The Elad organization filed a libel suit against 15 activists in the Sheikh Jarrah Solidarity Movement. The suit, demanding NIS 500,000 in damages, claims the activists sullied the good name of Elad during an activity they held on Passover at the gate to City of David, an archeological site in East Jerusalem operated by Elad. The activists handed out information materials to visitors and held alternative tours of the site, stressing the damage they said was being caused to local Palestinian residents by Elad's operation of the site.
Elad was particularly incensed by Solidarity's claim that a security guard employed by the organization shot dead a Palestinian resident of Silwan, Samer Sirhan, eight months ago. They stressed that while Solidarity activists linked the guard to Elad, he was, in fact, employed by the Housing Ministry. In the last year the movement has filed libel suits against a number of activists and leftist groups.
Solidarity said in response that the attempts of Elad and other extremist elements to intimidate its activists "testify to the panic experienced by the leaders of the settlement when Solidarity systematically exposes the true and dangerous face of the settlement activity in East Jerusalem."
Elad spokesman Udi Ragones said that a libel suit was the only democratic means left for his organization.
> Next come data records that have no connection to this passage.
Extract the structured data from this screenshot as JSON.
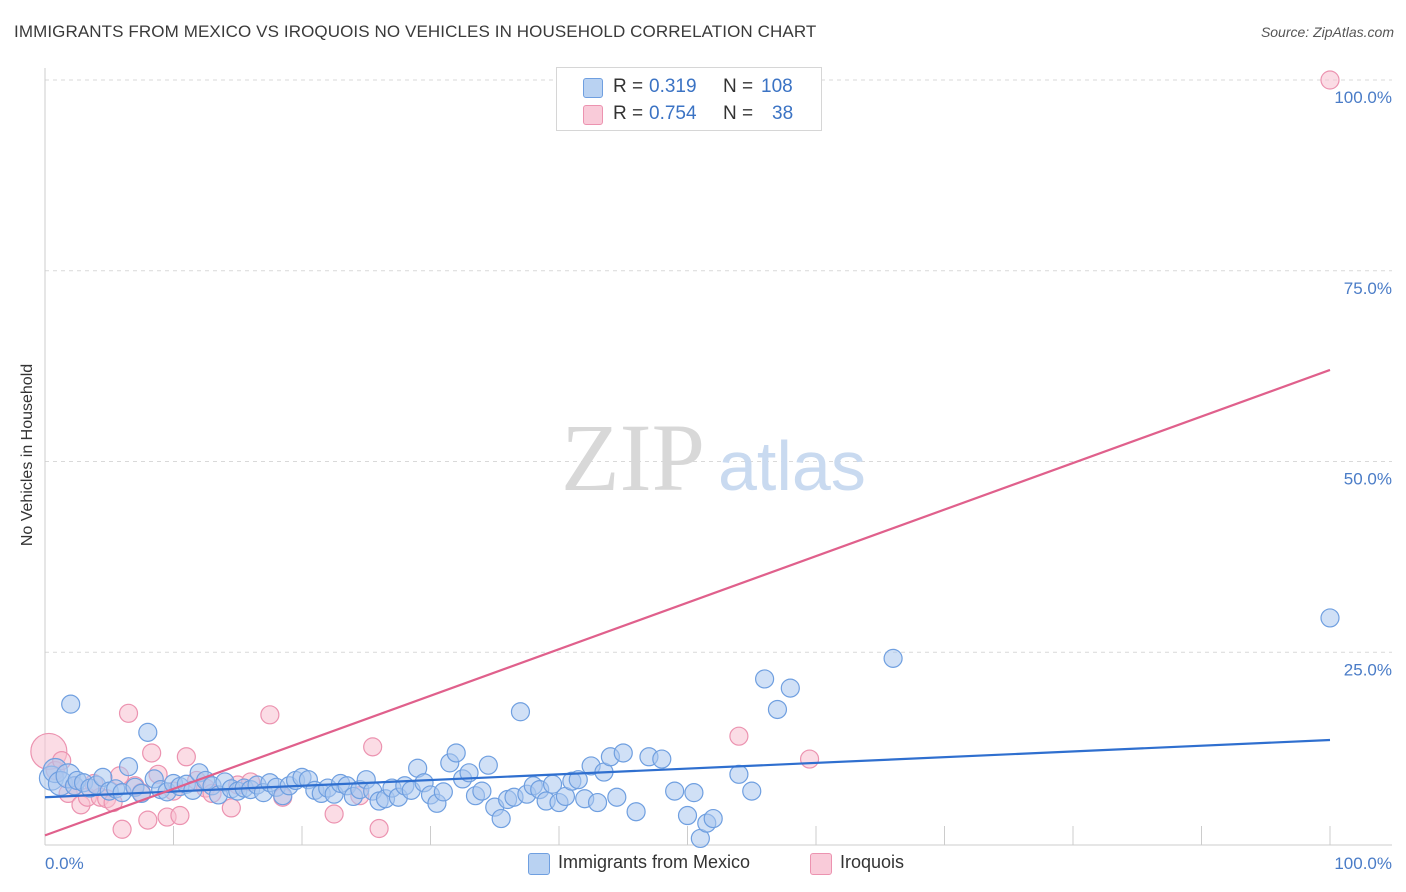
{
  "title": "IMMIGRANTS FROM MEXICO VS IROQUOIS NO VEHICLES IN HOUSEHOLD CORRELATION CHART",
  "source": "Source: ZipAtlas.com",
  "watermark": {
    "zip": "ZIP",
    "atlas": "atlas"
  },
  "colors": {
    "blue_fill": "#a9c6ee",
    "blue_stroke": "#6f9fe0",
    "blue_line": "#2f6fcf",
    "pink_fill": "#f7bfd0",
    "pink_stroke": "#ec93b0",
    "pink_line": "#e0608c",
    "axis_text": "#4a7cc7",
    "grid": "#d9d9d9"
  },
  "legend": {
    "rows": [
      {
        "r_label": "R =",
        "r_value": "0.319",
        "n_label": "N =",
        "n_value": "108"
      },
      {
        "r_label": "R =",
        "r_value": "0.754",
        "n_label": "N =",
        "n_value": "38"
      }
    ]
  },
  "bottom_legend": {
    "series_a": "Immigrants from Mexico",
    "series_b": "Iroquois"
  },
  "chart_data": {
    "type": "scatter",
    "title": "IMMIGRANTS FROM MEXICO VS IROQUOIS NO VEHICLES IN HOUSEHOLD CORRELATION CHART",
    "xlabel": "",
    "ylabel": "No Vehicles in Household",
    "xlim": [
      0,
      100
    ],
    "ylim": [
      0,
      100
    ],
    "x_tick_labels": [
      "0.0%",
      "100.0%"
    ],
    "y_tick_labels": [
      "100.0%",
      "75.0%",
      "50.0%",
      "25.0%"
    ],
    "y_tick_values": [
      100,
      75,
      50,
      25
    ],
    "series": [
      {
        "name": "Immigrants from Mexico",
        "r": 0.319,
        "n": 108,
        "trend": {
          "x": [
            0,
            100
          ],
          "y": [
            6.0,
            13.5
          ]
        },
        "points": [
          [
            0.5,
            8.5
          ],
          [
            0.8,
            9.5
          ],
          [
            1.2,
            7.8
          ],
          [
            1.8,
            8.8
          ],
          [
            2.0,
            18.2
          ],
          [
            2.3,
            7.5
          ],
          [
            2.5,
            8.2
          ],
          [
            3.0,
            7.9
          ],
          [
            3.5,
            7.2
          ],
          [
            4.0,
            7.6
          ],
          [
            4.5,
            8.6
          ],
          [
            5.0,
            6.8
          ],
          [
            5.5,
            7.1
          ],
          [
            6.0,
            6.6
          ],
          [
            6.5,
            10.0
          ],
          [
            7.0,
            7.3
          ],
          [
            7.5,
            6.5
          ],
          [
            8.0,
            14.5
          ],
          [
            8.5,
            8.4
          ],
          [
            9.0,
            7.0
          ],
          [
            9.5,
            6.7
          ],
          [
            10.0,
            7.8
          ],
          [
            10.5,
            7.4
          ],
          [
            11.0,
            7.7
          ],
          [
            11.5,
            6.9
          ],
          [
            12.0,
            9.2
          ],
          [
            12.5,
            8.2
          ],
          [
            13.0,
            7.5
          ],
          [
            13.5,
            6.3
          ],
          [
            14.0,
            8.0
          ],
          [
            14.5,
            7.1
          ],
          [
            15.0,
            6.8
          ],
          [
            15.5,
            7.2
          ],
          [
            16.0,
            7.0
          ],
          [
            16.5,
            7.6
          ],
          [
            17.0,
            6.6
          ],
          [
            17.5,
            7.9
          ],
          [
            18.0,
            7.3
          ],
          [
            18.5,
            6.2
          ],
          [
            19.0,
            7.5
          ],
          [
            19.5,
            8.2
          ],
          [
            20.0,
            8.6
          ],
          [
            20.5,
            8.3
          ],
          [
            21.0,
            6.9
          ],
          [
            21.5,
            6.5
          ],
          [
            22.0,
            7.2
          ],
          [
            22.5,
            6.4
          ],
          [
            23.0,
            7.8
          ],
          [
            23.5,
            7.5
          ],
          [
            24.0,
            6.1
          ],
          [
            24.5,
            7.0
          ],
          [
            25.0,
            8.3
          ],
          [
            25.5,
            6.8
          ],
          [
            26.0,
            5.5
          ],
          [
            26.5,
            5.8
          ],
          [
            27.0,
            7.2
          ],
          [
            27.5,
            6.0
          ],
          [
            28.0,
            7.5
          ],
          [
            28.5,
            6.9
          ],
          [
            29.0,
            9.8
          ],
          [
            29.5,
            7.9
          ],
          [
            30.0,
            6.3
          ],
          [
            30.5,
            5.2
          ],
          [
            31.0,
            6.7
          ],
          [
            31.5,
            10.5
          ],
          [
            32.0,
            11.8
          ],
          [
            32.5,
            8.4
          ],
          [
            33.0,
            9.2
          ],
          [
            33.5,
            6.2
          ],
          [
            34.0,
            6.8
          ],
          [
            34.5,
            10.2
          ],
          [
            35.0,
            4.7
          ],
          [
            35.5,
            3.2
          ],
          [
            36.0,
            5.7
          ],
          [
            36.5,
            6.0
          ],
          [
            37.0,
            17.2
          ],
          [
            37.5,
            6.4
          ],
          [
            38.0,
            7.5
          ],
          [
            38.5,
            7.0
          ],
          [
            39.0,
            5.5
          ],
          [
            39.5,
            7.7
          ],
          [
            40.0,
            5.3
          ],
          [
            40.5,
            6.1
          ],
          [
            41.0,
            8.1
          ],
          [
            41.5,
            8.3
          ],
          [
            42.0,
            5.8
          ],
          [
            42.5,
            10.1
          ],
          [
            43.0,
            5.3
          ],
          [
            43.5,
            9.3
          ],
          [
            44.0,
            11.3
          ],
          [
            44.5,
            6.0
          ],
          [
            45.0,
            11.8
          ],
          [
            46.0,
            4.1
          ],
          [
            47.0,
            11.3
          ],
          [
            48.0,
            11.0
          ],
          [
            49.0,
            6.8
          ],
          [
            50.0,
            3.6
          ],
          [
            50.5,
            6.6
          ],
          [
            51.0,
            0.6
          ],
          [
            51.5,
            2.6
          ],
          [
            52.0,
            3.2
          ],
          [
            54.0,
            9.0
          ],
          [
            55.0,
            6.8
          ],
          [
            56.0,
            21.5
          ],
          [
            57.0,
            17.5
          ],
          [
            58.0,
            20.3
          ],
          [
            66.0,
            24.2
          ],
          [
            100.0,
            29.5
          ]
        ]
      },
      {
        "name": "Iroquois",
        "r": 0.754,
        "n": 38,
        "trend": {
          "x": [
            0,
            100
          ],
          "y": [
            1.0,
            62.0
          ]
        },
        "points": [
          [
            0.3,
            12.0
          ],
          [
            0.8,
            9.5
          ],
          [
            1.3,
            10.8
          ],
          [
            1.8,
            6.5
          ],
          [
            2.3,
            7.5
          ],
          [
            2.8,
            5.0
          ],
          [
            3.3,
            6.0
          ],
          [
            3.8,
            7.8
          ],
          [
            4.3,
            6.0
          ],
          [
            4.8,
            5.8
          ],
          [
            5.3,
            5.3
          ],
          [
            5.8,
            8.8
          ],
          [
            6.0,
            1.8
          ],
          [
            6.5,
            17.0
          ],
          [
            7.0,
            7.5
          ],
          [
            7.5,
            6.6
          ],
          [
            8.0,
            3.0
          ],
          [
            8.3,
            11.8
          ],
          [
            8.8,
            9.0
          ],
          [
            9.5,
            3.4
          ],
          [
            10.0,
            6.8
          ],
          [
            10.5,
            3.6
          ],
          [
            11.0,
            11.3
          ],
          [
            11.8,
            8.2
          ],
          [
            12.5,
            7.2
          ],
          [
            13.0,
            6.5
          ],
          [
            14.5,
            4.6
          ],
          [
            15.0,
            7.6
          ],
          [
            16.0,
            8.0
          ],
          [
            17.5,
            16.8
          ],
          [
            18.5,
            6.0
          ],
          [
            22.5,
            3.8
          ],
          [
            24.5,
            6.2
          ],
          [
            25.5,
            12.6
          ],
          [
            26.0,
            1.9
          ],
          [
            54.0,
            14.0
          ],
          [
            59.5,
            11.0
          ],
          [
            100.0,
            100.0
          ]
        ]
      }
    ]
  }
}
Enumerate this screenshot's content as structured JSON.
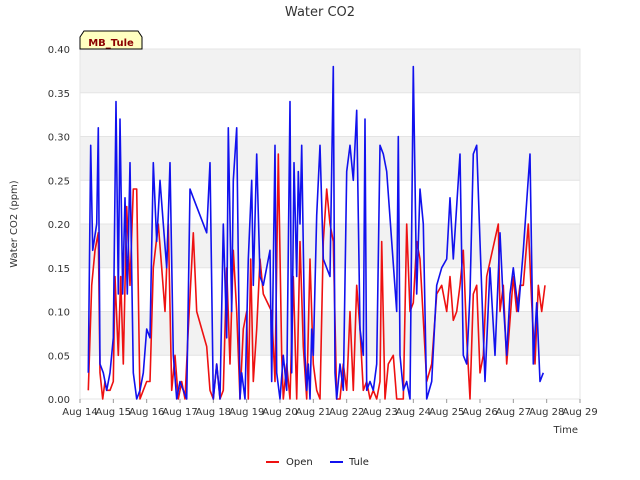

He said that Elad did not aim to restrict freedom of speech, but to support public debate within the boundaries of the law and good taste.
Ragones also denied any connection to graffiti sprayed near the homes of two Solidarity activists in West Jerusalem. The slogans included "death to lefties" and "price tag."
Meanwhile, a violent clash took place yesterday between settlers and Palestinians in the Hinnom Valley, between the neighborhoods of Silwan and Abu Tor in East Jerusalem. The Palestinians claimed that the settlers, who live in a house nearby and have links to the Elad organization, tried to fence off a plot of land that didn't belonged to them. The settlers claimed that they began building a fence after a neighbor tried to plant trees on their property. The argument exploded into a violent brawl with stone throwing, only days after large numbers of protesters and police clashed nearby during Nakba Day. Policemen who arrived at the scene broke up the brawl and detained two people from each side for questioning.